As uncertainty piles up, investors have shifted over to gold-related ETFs in droves, with physical gold-back ETF holdings rising by 1,000 tons since bottoming out in early 2016.

So far over the third quarter, the SPDR Gold Shares (NYSEArca: GLD) has attracted $2.8 billion in net inflows and iShares Gold Trust (NYSEARCA: IAU) brought in $1.1 billion in new inflows, according to ETFdb data. The gold-related ETFs are backed by gold bullion stored in a vault, so investors essentially gain direct exposure to physical gold through these ETFs.
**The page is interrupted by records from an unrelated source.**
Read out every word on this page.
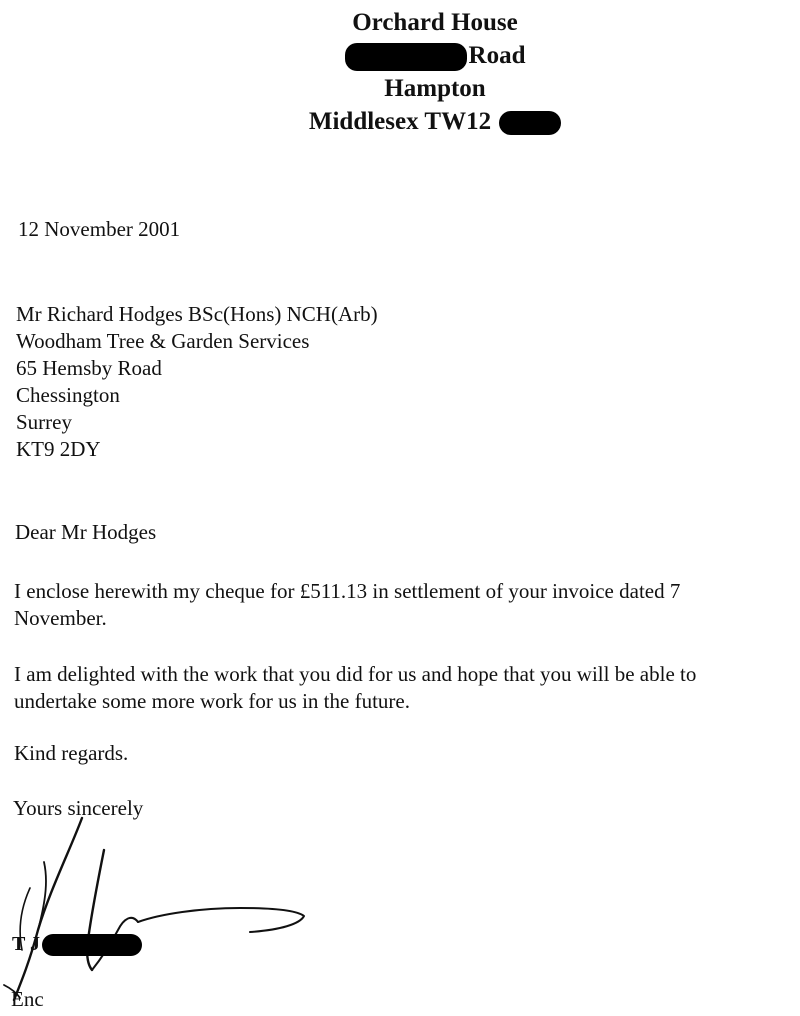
Orchard House
Road
Hampton
Middlesex TW12
12 November 2001
Mr Richard Hodges BSc(Hons) NCH(Arb)
Woodham Tree & Garden Services
65 Hemsby Road
Chessington
Surrey
KT9 2DY
Dear Mr Hodges
I enclose herewith my cheque for £511.13 in settlement of your invoice dated 7
November.
I am delighted with the work that you did for us and hope that you will be able to
undertake some more work for us in the future.
Kind regards.
Yours sincerely
T J
Enc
The sudden influx in interest for safe-haven gold ETFs also brought total known ETF holdings to 2,424.9 tons on Wednesday, or their highest level since 2013, Bloomberg reports. Current physical gold holdings are now 1,000 tons above the post financial crisis nadir of 1,425.1 tons.

Demand for gold assets

Demand for safe-haven gold assets have surged this year as investors looked to protect their wealth from slowing global growth, a protracted U.S.-China trade war and quickly falling yields in the bond market, with an inverted yield curve that suggested the U.S. market could be heading toward another recession.

Furthermore, the Federal Reserve has signaled it is shifting to a loose monetary policy with interest rate cuts in light of the growth risks ahead.

Related: Gold ETFs List

Veteran investor Mark Mobius, who set up Mobius Capital Partners LLP last year after three decades at Franklin Templeton Investments, also endorsed gold as a long-term play that investors should be buying at any level.

Mobius joins other institutions and large investors that are backing the gold outlook like Goldman Sachs, which said prices will climb to $1,600 an ounce over the next six months. Goldman Sachs’s global head of commodities research, Jeffrey Currie, said gains will likely find support from demand for ETFs as well as increased central-bank purchases.